Alcé la vista de inmediato.
—El jueves —contestó El maquinista.
—Aquí estaré.
Abrí mi boca. Iba a decirle que no era nada mío. No pronuncié palabra. Uní los labios. Me aferré aún más fuerte por los codos. ¿Por qué no protestaba? ¿Acaso quería que viniera?
—¿Mi móvil?
Tardó unos segundos en contestar. Su mirada era tan perturbadora. No me abandonaba por más de un par de milisegundos.
—Guardado.
—¡Devuélvemelo!
Paul suspiró como si todo esto lo tuviera cansado. ¡A él! ¡Ja! Yo era el que estaba desorientado, sin entender sobre que suelo me extendía. Si se desquebrajaría bajo mis pies y me tragaría entero.
Michael tomó a El maquinista por el brazo y lo llevó hacia la ventana. Choco los siguió y nos dieron un poco de privacidad. Agradecí que no se marcharan de la habitación.

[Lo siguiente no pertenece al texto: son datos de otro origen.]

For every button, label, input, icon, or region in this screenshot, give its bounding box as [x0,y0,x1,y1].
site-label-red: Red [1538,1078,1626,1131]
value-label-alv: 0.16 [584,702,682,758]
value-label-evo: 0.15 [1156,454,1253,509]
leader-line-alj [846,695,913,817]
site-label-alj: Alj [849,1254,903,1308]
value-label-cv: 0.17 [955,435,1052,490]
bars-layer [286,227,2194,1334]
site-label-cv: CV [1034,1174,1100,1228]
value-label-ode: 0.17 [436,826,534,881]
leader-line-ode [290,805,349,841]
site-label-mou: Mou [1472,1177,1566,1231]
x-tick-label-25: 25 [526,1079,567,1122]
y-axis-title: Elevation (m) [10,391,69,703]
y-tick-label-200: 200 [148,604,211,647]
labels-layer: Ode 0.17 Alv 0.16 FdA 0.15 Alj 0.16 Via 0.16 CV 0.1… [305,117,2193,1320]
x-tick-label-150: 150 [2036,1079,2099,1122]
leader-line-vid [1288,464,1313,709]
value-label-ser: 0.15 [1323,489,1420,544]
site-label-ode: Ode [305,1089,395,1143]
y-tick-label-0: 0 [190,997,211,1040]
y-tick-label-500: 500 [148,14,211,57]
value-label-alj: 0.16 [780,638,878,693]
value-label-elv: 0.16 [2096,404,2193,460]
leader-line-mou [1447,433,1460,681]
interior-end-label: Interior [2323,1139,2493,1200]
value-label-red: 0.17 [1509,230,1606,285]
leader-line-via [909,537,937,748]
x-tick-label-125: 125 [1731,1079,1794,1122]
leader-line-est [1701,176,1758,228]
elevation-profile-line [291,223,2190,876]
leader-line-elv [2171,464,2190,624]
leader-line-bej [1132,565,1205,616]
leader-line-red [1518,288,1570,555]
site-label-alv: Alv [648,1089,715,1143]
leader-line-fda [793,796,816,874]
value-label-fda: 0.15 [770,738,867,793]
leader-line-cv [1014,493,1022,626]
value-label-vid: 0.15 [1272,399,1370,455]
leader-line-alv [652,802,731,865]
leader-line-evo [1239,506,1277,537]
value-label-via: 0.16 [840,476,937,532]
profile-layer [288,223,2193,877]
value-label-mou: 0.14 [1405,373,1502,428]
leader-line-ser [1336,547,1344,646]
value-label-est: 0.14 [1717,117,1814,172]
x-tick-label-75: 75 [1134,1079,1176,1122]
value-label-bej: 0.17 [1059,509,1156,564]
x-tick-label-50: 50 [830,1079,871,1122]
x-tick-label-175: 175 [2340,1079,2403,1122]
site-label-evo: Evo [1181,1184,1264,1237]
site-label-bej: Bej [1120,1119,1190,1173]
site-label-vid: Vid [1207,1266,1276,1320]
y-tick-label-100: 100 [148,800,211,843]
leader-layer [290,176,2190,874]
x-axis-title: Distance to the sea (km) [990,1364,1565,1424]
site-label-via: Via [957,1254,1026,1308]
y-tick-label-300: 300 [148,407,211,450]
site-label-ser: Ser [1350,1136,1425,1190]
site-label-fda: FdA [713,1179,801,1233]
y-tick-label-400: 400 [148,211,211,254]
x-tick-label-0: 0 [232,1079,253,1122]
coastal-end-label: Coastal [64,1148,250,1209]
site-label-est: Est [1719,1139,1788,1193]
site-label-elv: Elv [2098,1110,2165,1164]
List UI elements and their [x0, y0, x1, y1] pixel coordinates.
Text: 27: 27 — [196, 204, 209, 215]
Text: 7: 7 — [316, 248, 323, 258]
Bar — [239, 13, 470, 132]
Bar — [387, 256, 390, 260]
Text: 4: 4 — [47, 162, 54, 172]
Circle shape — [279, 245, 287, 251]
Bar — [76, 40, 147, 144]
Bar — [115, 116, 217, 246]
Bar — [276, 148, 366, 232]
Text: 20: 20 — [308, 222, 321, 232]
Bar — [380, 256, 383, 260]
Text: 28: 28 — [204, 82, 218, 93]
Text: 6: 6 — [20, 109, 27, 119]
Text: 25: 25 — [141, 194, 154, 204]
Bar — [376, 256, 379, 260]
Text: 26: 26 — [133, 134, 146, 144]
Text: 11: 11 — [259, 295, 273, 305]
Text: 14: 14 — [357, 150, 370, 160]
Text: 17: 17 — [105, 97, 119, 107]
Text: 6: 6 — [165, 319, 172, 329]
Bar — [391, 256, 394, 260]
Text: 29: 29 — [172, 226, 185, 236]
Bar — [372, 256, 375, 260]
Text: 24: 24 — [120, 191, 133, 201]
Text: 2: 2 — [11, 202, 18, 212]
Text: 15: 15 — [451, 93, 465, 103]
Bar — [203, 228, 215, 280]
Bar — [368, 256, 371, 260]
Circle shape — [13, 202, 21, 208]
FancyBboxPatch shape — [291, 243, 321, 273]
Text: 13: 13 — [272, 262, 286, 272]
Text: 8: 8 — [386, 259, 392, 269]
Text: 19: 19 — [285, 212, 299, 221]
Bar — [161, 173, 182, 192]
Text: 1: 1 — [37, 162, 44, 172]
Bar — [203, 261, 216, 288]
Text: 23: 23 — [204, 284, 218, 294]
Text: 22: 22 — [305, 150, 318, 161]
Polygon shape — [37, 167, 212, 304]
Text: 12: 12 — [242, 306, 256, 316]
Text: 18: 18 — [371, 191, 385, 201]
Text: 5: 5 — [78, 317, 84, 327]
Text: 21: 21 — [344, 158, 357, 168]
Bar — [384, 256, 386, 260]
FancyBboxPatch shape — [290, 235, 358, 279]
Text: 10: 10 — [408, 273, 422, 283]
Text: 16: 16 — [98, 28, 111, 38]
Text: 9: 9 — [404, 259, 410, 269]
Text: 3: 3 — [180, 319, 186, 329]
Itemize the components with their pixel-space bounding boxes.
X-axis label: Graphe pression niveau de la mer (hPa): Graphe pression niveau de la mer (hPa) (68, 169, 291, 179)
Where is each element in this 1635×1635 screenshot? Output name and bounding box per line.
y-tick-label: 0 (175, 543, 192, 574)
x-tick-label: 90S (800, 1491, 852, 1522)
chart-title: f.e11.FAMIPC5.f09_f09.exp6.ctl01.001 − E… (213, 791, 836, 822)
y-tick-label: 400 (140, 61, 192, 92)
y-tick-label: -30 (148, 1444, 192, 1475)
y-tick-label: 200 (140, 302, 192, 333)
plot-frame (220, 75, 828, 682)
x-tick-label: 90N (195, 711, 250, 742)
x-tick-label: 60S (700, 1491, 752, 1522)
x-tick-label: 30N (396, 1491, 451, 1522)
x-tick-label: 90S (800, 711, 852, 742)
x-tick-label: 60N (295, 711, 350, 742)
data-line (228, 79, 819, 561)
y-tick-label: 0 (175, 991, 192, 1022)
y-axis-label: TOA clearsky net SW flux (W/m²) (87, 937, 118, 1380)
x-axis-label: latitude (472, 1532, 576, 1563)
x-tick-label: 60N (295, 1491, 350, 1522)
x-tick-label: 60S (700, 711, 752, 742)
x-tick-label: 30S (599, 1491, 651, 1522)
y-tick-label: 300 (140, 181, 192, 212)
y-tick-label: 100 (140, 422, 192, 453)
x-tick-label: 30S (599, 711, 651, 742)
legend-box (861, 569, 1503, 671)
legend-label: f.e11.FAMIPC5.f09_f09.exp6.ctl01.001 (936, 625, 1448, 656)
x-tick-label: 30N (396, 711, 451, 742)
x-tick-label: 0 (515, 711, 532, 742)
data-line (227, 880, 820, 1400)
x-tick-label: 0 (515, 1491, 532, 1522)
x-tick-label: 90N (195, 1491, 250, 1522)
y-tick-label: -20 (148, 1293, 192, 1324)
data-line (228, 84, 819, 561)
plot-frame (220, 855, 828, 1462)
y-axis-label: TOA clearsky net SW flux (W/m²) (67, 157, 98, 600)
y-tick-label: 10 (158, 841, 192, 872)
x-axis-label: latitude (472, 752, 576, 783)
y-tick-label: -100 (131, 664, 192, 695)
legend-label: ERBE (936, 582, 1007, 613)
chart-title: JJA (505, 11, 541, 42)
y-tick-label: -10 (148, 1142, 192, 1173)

—Los mensajes que recibes...
—Son míos, es mi vida.
—Ya no más.
Mi rabia burbujeaba dentro de mí. Pugnaba por salir, por que la liberara y arrasara con todo. Rojo, todo mi campo visual se había tornado de ese color.
—No te molestes en venir. No eres nadie para mí. Además, ya no estaré aquí. —Me acerqué a él y le susurré—: Escaparé y no habrá nada que puedas hacer para detenerme.
Sus ojos fijos con los míos. Mis labios a una exhalación de los suyos. Su sabor aún restaba en mi boca, en mi lengua. Inhalé, su aroma me inundó. Planté mi palma en su pecho y lo empujé. Dio unos pasos para atrás. Su mirada nunca abandonó la mía.
Negros y salvajes me observaban. La misma excitación que debía verse en los míos. Era yo el que me alejaba en aquel momento, el que necesitaba aire entre los dos.
—¿A dónde irás? ¿Con tu representante a que te venda al mejor postor? ¿Con tu padre para que te exija más dinero? ¿A quién más tienes?
Golpes, certeros, al corazón. Uno tras otro. Me alejé como si los hubiera sentido en mi cuerpo. Dolía tanto que me observé por si sangraba. Lo hacía, solo que no era visible. Por dentro, era una hemorragia masiva.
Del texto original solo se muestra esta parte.